The go-to-market strategy: Go deep before going wide

Right now, MyForest is supplying a handful of independent retailers including Honest Weight Co-op in Albany, NY; Berkshire Food Co-op in Great Barrington, MA; and Cornucopia Natural Wellness Market in Northampton, MA, and will steadily add more as the new production comes online later this year, he said.

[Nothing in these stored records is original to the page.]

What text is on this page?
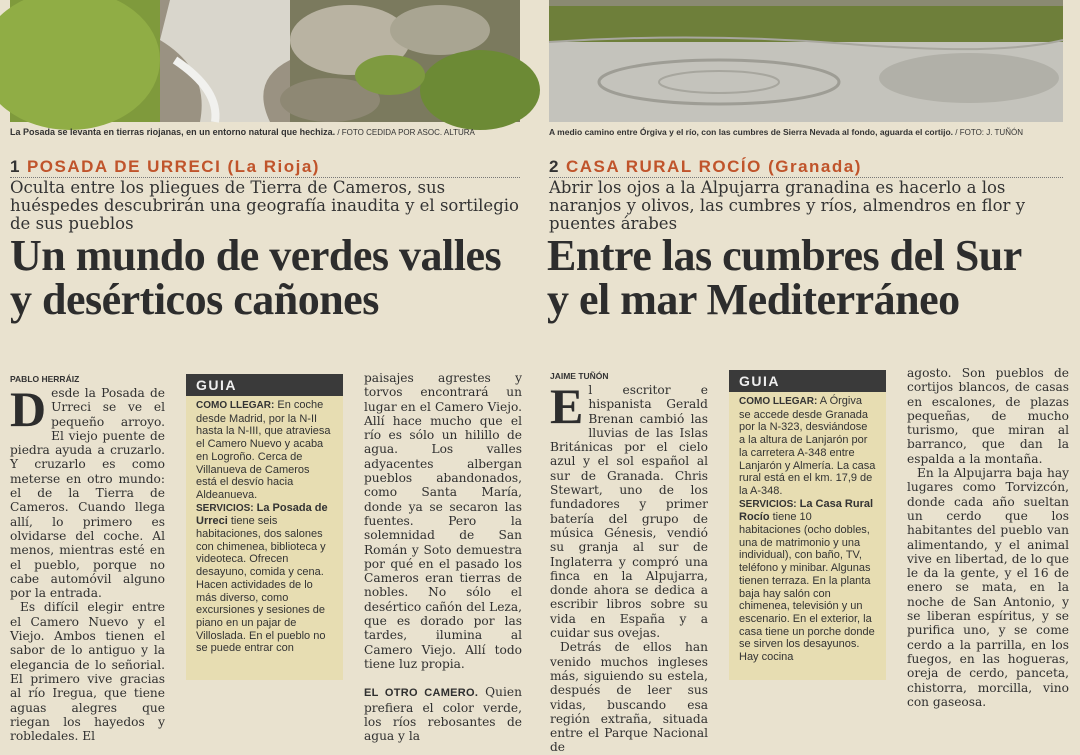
La Posada se levanta en tierras riojanas, en un entorno natural que hechiza. / FOTO CEDIDA POR ASOC. ALTURA	A medio camino entre Órgiva y el río, con las cumbres de Sierra Nevada al fondo, aguarda el cortijo. / FOTO: J. TUÑÓN
1 POSADA DE URRECI (La Rioja)	2 CASA RURAL ROCÍO (Granada)
Oculta entre los pliegues de Tierra de Cameros, sus huéspedes descubrirán una geografía inaudita y el sortilegio de sus pueblos
Abrir los ojos a la Alpujarra granadina es hacerlo a los naranjos y olivos, las cumbres y ríos, almendros en flor y puentes árabes
Un mundo de verdes valles
y desérticos cañones
Entre las cumbres del Sur
y el mar Mediterráneo
PABLO HERRÁIZ

Desde la Posada de Urreci se ve el pequeño arroyo. El viejo puente de piedra ayuda a cruzarlo. Y cruzarlo es como meterse en otro mundo: el de la Tierra de Cameros. Cuando llega allí, lo primero es olvidarse del coche. Al menos, mientras esté en el pueblo, porque no cabe automóvil alguno por la entrada.

Es difícil elegir entre el Camero Nuevo y el Viejo. Ambos tienen el sabor de lo antiguo y la elegancia de lo señorial. El primero vive gracias al río Iregua, que tiene aguas alegres que riegan los hayedos y robledales. El

GUIA
COMO LLEGAR: En coche desde Madrid, por la N-II hasta la N-III, que atraviesa el Camero Nuevo y acaba en Logroño. Cerca de Villanueva de Cameros está el desvío hacia Aldeanueva.
SERVICIOS: La Posada de Urreci tiene seis habitaciones, dos salones con chimenea, biblioteca y videoteca. Ofrecen desayuno, comida y cena. Hacen actividades de lo más diverso, como excursiones y sesiones de piano en un pajar de Villoslada. En el pueblo no se puede entrar con

paisajes agrestes y torvos encontrará un lugar en el Camero Viejo. Allí hace mucho que el río es sólo un hilillo de agua. Los valles adyacentes albergan pueblos abandonados, como Santa María, donde ya se secaron las fuentes. Pero la solemnidad de San Román y Soto demuestra por qué en el pasado los Cameros eran tierras de nobles. No sólo el desértico cañón del Leza, que es dorado por las tardes, ilumina al Camero Viejo. Allí todo tiene luz propia.

EL OTRO CAMERO. Quien prefiera el color verde, los ríos rebosantes de agua y la

JAIME TUÑÓN

El escritor e hispanista Gerald Brenan cambió las lluvias de las Islas Británicas por el cielo azul y el sol español al sur de Granada. Chris Stewart, uno de los fundadores y primer batería del grupo de música Génesis, vendió su granja al sur de Inglaterra y compró una finca en la Alpujarra, donde ahora se dedica a escribir libros sobre su vida en España y a cuidar sus ovejas.

Detrás de ellos han venido muchos ingleses más, siguiendo su estela, después de leer sus vidas, buscando esa región extraña, situada entre el Parque Nacional de

GUIA
COMO LLEGAR: A Órgiva se accede desde Granada por la N-323, desviándose a la altura de Lanjarón por la carretera A-348 entre Lanjarón y Almería. La casa rural está en el km. 17,9 de la A-348.
SERVICIOS: La Casa Rural Rocío tiene 10 habitaciones (ocho dobles, una de matrimonio y una individual), con baño, TV, teléfono y minibar. Algunas tienen terraza. En la planta baja hay salón con chimenea, televisión y un escenario. En el exterior, la casa tiene un porche donde se sirven los desayunos. Hay cocina

agosto. Son pueblos de cortijos blancos, de casas en escalones, de plazas pequeñas, de mucho turismo, que miran al barranco, que dan la espalda a la montaña.

En la Alpujarra baja hay lugares como Torvizcón, donde cada año sueltan un cerdo que los habitantes del pueblo van alimentando, y el animal vive en libertad, de lo que le da la gente, y el 16 de enero se mata, en la noche de San Antonio, y se liberan espíritus, y se purifica uno, y se come cerdo a la parrilla, en los fuegos, en las hogueras, oreja de cerdo, panceta, chistorra, morcilla, vino con gaseosa.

It is positioned in the meat case and priced at “about the same price as organic pork bacon​,” said Bayer, who said these stores are currently “selling as much as we can make.”

“We’re working through local restaurants and the natural grocer channel, which fits with our brand and the kind of folks that might enjoy our product. We've just started adding more stores and we're continuing to see that kind of pull through.

“We’re also talking to some bigger logos, but it will take us a year to get the farm to capacity, so towards the end of next year, I'm sure we’ll be in national distribution.”

MyBacon from Atlast Food Co
Image credit: MyForest Foods

Product benchmarking

As for consumer feedback, he said: “We've benchmarked MyBacon against the current market leaders ​[in plant-based alternatives] Morningstar and Lightlife and against some of the new entrants, and we ranked number one on taste and texture, the greatest similarity to ​[animal-based] bacon and on purchase intent.”

While MyForest will be raising more money in the fall to support the development of a second wave of whole cut products [which will not be pork-alternatives] and to support plans to get into the European market, at under $50m, it has raised less than Meati Foods and Nature’s Fynd and made significant progress, he claimed.

 “I'm just proud of how unbelievably capital efficient our team has been. What we’re doing is far cheaper than building fermenters.”